Qiang Zhu – a specialist in discovering materials at the University of North Carolina in Charlotte (which was not part of this study) – is impressed by what has been achieved so far. “Their method enables effective training with a small set of data, while achieving excellent accuracy and calculation performance compared to existing models,” he says. “This is an exciting work that illustrates the powerful synergy between computing chemistry and deep learning, offering new ideas for developing more accurate and scalable methods of electronic structure.”
The group based on the myth applied its model first for small, non-metallic elements of the water, carbon, nitrogen, oxygen and fluorine, from which organic compounds can be produced-and from that time it has moved to the examination of heavier elements: silicon, phosphorus, sulfur, chlorine, chloran, and even platinum. After training on small molecules, the model can be generalized to larger and larger particles. “Earlier, most calculations were limited to the analysis of hundreds of atoms from DFT and only dozens of atoms with CCSD (T) calculations,” says Li. “Now we are talking about the service of thousands of atoms, and maybe tens of thousands.”

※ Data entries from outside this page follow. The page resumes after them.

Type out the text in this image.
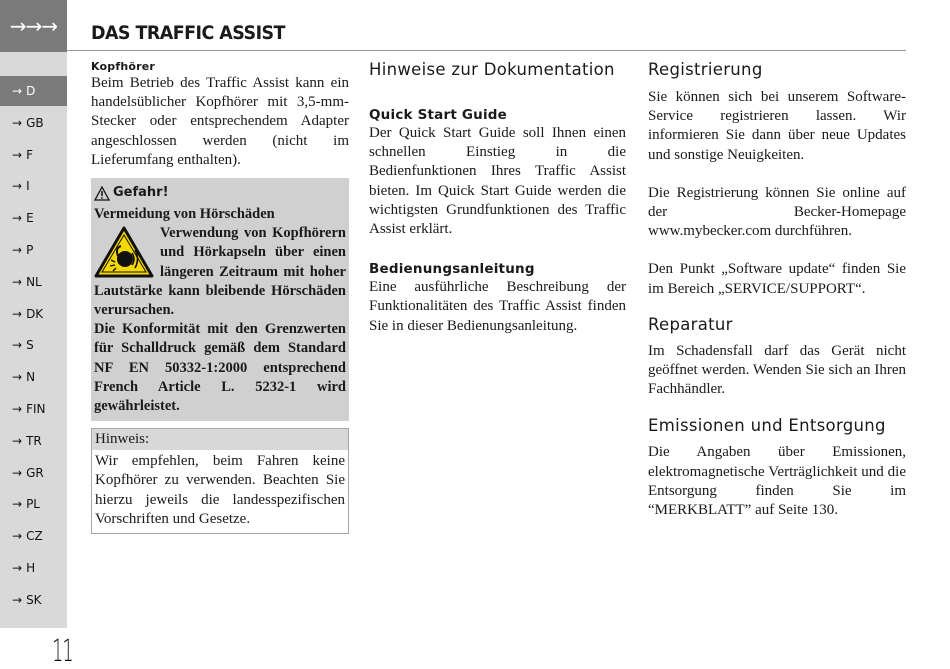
→→→
→ D
→ GB
→ F
→ I
→ E
→ P
→ NL
→ DK
→ S
→ N
→ FIN
→ TR
→ GR
→ PL
→ CZ
→ H
→ SK
11
DAS TRAFFIC ASSIST
Kopfhörer

Beim Betrieb des Traffic Assist kann ein handelsüblicher Kopfhörer mit 3,5-mm-Stecker oder entsprechendem Adapter angeschlossen werden (nicht im Lieferumfang enthalten).

Gefahr!

Vermeidung von Hörschäden

Verwendung von Kopfhörern und Hörkapseln über einen längeren Zeitraum mit hoher Lautstärke kann bleibende Hörschäden verursachen.

Die Konformität mit den Grenzwerten für Schalldruck gemäß dem Standard NF EN 50332-1:2000 entsprechend French Article L. 5232-1 wird gewährleistet.

Hinweis:

Wir empfehlen, beim Fahren keine Kopfhörer zu verwenden. Beachten Sie hierzu jeweils die landesspezifischen Vorschriften und Gesetze.

Hinweise zur Dokumentation
Quick Start Guide

Der Quick Start Guide soll Ihnen einen schnellen Einstieg in die Bedienfunktionen Ihres Traffic Assist bieten. Im Quick Start Guide werden die wichtigsten Grundfunktionen des Traffic Assist erklärt.

Bedienungsanleitung

Eine ausführliche Beschreibung der Funktionalitäten des Traffic Assist finden Sie in dieser Bedienungsanleitung.

Registrierung

Sie können sich bei unserem Software-Service registrieren lassen. Wir informieren Sie dann über neue Updates und sonstige Neuigkeiten.

Die Registrierung können Sie online auf der Becker-Homepage www.mybecker.com durchführen.

Den Punkt „Software update“ finden Sie im Bereich „SERVICE/SUPPORT“.

Reparatur

Im Schadensfall darf das Gerät nicht geöffnet werden. Wenden Sie sich an Ihren Fachhändler.

Emissionen und Entsorgung

Die Angaben über Emissionen, elektromagnetische Verträglichkeit und die Entsorgung finden Sie im “MERKBLATT” auf Seite 130.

For now, scientists are still assessing known molecules, but the model can be used to characterize molecules that have not been seen before, as well as to predict the hypothetical properties of materials that consist of different types of molecules. “The point is to use our theoretical tools to choose promising candidates that meet a specific set of criteria before suggesting them to experimentalists to check,” says Tang.
It's about applications
Looking to the future, ZHU is an optimist about possible applications. “This approach has the potential for high -pass molecular screening,” he says. “This is a task in which achieving chemical accuracy may be necessary to identify new molecules and materials with the desired properties.”
After demonstrating the ability to analyze large molecules with perhaps tens of thousands of atoms, he says: “We should be able to come up with new polymers or materials” that can be used in the design of medicines or in semiconductor devices. Examination of heavier metal transitional elements can lead to the arrival of new batteries – currently an area with sharp needs.
The future, as he sees it, is widely open. “It's not about one area anymore,” he says. “Our ambition is ultimately covering the entire periodic table with the accuracy of the CCSD (T) level, but at lower calculation costs than DFT. This should enable us to solve a wide range of chemistry, biology and material materials. It is difficult to know, in how wide this range can be.”
This work was supported by the Honda Research Institute. Hao Tang confirms support from the MathWorks Engineering scholarship. Calculations in these works were carried out partly on the fast universal Atomist simulator Matlantis, Texas Advanced Computing Center, Myth Supercloud and National Energy Scientific Computing.